Avec 4h30 de sommeil seulement, le réveil est difficile, mais je suis à l’heure au travail. À partir de cette semaine, je vais devenir moins occupée et je devrais pouvoir rentrer chez moi assez tôt.

La matinée n’est pas trop dure, puisque dans mes deux cours je regarde High School Musical. Je ne sais pas combien de fois j’ai vu ce film, mais je connais certaines répliques par cœur. Le voir deux fois de suite est tout de même un peu ennuyant.

Le midi, je mange à la cantine avec mes collègues. Tout le monde est relativement tranquille, car je pense que tout le monde est fatigué.

L’après-midi, je n’ai qu’un cours, qui se passe normalement. Aujourd’hui, nous n’avons pas de club d’anglais, car nous faisons relâche après les présentations d’hier. J’en profite pour quitter le bureau vers 17h30, ce qui est vraiment tôt.

Mon mari a une soirée et ne mangera pas à la maison, et comme je n’ai pas envie de cuisiner pour moi seul, j’achète de quoi manger au supermarché. Le soir, j’aimerais commencer l’écriture de nouveaux articles pour mon blog, mais Momo ne l’entend pas de cette oreille. Elle veut vraiment des câlins, alors je m’installe dans le canapé pour qu’elle puisse venir dans mes bras.

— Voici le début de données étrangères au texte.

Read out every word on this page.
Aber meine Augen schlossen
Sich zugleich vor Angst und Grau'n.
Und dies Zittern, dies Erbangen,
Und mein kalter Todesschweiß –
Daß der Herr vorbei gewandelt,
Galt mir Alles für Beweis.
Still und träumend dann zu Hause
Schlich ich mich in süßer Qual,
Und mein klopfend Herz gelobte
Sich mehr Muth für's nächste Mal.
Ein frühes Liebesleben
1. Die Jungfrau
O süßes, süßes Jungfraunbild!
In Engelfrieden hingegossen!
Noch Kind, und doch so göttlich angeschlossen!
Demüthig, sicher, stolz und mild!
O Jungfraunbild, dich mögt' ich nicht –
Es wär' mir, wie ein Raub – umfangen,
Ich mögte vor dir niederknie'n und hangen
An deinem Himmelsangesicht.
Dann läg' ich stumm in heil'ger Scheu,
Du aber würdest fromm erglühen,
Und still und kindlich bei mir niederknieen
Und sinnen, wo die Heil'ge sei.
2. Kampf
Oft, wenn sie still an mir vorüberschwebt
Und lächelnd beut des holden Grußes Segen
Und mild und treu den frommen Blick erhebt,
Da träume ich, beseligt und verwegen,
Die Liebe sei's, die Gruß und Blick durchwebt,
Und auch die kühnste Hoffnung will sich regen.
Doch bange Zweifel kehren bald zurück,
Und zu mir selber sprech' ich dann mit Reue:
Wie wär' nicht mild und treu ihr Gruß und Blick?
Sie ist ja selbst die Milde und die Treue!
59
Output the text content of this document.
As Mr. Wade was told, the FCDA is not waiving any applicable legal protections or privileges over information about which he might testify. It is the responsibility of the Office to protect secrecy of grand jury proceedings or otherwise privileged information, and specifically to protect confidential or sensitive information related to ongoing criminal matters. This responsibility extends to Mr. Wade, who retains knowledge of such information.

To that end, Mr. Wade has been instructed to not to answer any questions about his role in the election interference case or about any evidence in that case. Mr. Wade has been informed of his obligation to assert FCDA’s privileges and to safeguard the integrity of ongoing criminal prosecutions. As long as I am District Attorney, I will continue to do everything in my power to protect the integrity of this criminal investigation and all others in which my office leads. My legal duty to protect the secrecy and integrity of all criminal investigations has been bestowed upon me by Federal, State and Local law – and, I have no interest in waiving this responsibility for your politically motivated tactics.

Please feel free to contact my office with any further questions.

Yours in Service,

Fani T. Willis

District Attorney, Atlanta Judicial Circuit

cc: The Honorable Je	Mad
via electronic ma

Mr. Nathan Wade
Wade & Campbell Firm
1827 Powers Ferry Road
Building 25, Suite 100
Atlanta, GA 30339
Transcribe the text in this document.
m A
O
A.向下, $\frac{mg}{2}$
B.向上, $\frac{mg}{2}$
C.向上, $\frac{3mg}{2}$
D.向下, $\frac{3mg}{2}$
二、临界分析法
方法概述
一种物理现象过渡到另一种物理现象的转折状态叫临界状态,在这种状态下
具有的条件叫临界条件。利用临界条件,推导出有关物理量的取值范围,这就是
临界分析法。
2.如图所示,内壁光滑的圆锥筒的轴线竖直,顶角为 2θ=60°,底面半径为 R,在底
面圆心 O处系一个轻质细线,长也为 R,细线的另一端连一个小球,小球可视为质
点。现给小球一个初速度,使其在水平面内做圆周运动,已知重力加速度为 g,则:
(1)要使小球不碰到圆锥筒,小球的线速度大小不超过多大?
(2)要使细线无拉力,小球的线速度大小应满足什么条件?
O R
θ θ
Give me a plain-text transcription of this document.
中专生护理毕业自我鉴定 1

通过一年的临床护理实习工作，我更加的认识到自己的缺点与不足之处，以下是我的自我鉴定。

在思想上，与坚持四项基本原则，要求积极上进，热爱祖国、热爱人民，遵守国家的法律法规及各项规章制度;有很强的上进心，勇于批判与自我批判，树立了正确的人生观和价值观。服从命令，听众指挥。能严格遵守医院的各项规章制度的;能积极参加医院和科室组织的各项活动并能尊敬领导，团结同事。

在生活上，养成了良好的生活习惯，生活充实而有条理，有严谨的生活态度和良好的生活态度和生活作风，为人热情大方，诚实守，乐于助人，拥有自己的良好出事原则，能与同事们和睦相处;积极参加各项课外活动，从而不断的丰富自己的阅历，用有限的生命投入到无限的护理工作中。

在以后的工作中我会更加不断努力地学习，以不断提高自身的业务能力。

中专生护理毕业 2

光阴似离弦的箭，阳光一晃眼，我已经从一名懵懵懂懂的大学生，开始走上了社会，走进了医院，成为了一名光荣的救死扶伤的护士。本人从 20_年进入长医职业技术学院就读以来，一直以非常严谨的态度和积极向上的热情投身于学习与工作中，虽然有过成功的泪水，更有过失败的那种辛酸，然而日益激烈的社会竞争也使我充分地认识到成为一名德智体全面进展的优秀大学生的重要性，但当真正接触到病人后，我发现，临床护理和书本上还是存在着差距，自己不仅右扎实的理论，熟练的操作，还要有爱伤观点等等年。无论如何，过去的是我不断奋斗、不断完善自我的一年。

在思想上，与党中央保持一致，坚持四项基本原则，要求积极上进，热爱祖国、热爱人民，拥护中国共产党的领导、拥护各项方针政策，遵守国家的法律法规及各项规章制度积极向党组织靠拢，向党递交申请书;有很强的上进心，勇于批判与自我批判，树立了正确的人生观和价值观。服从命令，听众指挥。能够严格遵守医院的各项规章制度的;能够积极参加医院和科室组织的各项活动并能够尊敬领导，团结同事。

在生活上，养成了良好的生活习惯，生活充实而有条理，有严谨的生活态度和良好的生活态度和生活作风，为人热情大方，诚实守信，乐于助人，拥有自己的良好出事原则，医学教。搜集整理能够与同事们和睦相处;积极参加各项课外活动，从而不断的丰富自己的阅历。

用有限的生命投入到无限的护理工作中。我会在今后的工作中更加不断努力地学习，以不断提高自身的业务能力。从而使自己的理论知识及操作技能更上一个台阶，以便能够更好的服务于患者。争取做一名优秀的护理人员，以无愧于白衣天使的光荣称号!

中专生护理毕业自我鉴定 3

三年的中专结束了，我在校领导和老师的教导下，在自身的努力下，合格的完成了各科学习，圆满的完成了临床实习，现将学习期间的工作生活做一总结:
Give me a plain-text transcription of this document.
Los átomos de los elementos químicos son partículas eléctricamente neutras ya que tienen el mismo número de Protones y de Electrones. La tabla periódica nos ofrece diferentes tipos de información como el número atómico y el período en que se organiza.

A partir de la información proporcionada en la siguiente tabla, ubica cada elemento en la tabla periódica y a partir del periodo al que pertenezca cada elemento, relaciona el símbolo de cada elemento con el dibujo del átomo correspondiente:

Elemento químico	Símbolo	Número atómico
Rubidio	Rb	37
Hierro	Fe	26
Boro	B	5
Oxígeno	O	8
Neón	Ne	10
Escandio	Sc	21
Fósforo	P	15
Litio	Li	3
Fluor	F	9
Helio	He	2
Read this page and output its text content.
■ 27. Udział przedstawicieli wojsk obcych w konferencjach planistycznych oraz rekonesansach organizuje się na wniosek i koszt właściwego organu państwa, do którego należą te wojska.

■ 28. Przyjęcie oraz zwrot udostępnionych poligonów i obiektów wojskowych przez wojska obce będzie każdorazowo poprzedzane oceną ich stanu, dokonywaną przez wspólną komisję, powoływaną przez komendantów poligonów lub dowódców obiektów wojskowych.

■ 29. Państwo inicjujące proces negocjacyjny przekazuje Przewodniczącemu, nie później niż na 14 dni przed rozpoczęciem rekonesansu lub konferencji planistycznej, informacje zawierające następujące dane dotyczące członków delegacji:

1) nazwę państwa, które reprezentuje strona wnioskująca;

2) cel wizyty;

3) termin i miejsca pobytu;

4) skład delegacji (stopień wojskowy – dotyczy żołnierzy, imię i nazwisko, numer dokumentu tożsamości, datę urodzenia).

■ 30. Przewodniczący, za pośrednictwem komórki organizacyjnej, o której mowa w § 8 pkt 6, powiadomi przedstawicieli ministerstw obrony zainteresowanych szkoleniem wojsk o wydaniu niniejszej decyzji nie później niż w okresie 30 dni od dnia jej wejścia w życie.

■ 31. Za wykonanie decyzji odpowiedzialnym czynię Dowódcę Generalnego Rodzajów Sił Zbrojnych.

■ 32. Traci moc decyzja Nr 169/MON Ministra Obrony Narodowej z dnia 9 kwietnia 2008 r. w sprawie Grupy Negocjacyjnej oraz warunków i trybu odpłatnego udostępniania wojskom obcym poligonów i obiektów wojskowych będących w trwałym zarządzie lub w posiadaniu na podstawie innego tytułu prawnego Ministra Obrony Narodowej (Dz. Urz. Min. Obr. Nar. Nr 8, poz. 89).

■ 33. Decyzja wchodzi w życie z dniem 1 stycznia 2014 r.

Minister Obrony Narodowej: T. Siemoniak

Je me couche tôt, vers 22h.

Mardi 28 juin

Je me réveille à 5h et je suis en pleine forme. Je prends le bus, et j’arrive au travail vers 7h30. J’ai une journée un peu plus chargée aujourd’hui, à cause de la préparation aux entretiens du test Eiken.

Le matin, j’ai un cours avec les 3e année, et je dois entraîner quatre élèves pour le test Eiken. L’après-midi, j’ai un cours avec les 1re année, qui sont plutôt mollassonnes aujourd’hui. Ce n’est pas évident de donner un cours de conversation quand les élèves ne réagissent pas.

Après l’école, j’ai une élève pour la préparation à l’entrevue du test Eiken. Elle est censée venir à 16h30, mais quand je vois qu’elle n’est pas là au bout de 10 minutes, je quitte la salle de cours. Je décidé de ne pas aller la chercher dans l’école, car je considère qu’il est de sa responsabilité de venir.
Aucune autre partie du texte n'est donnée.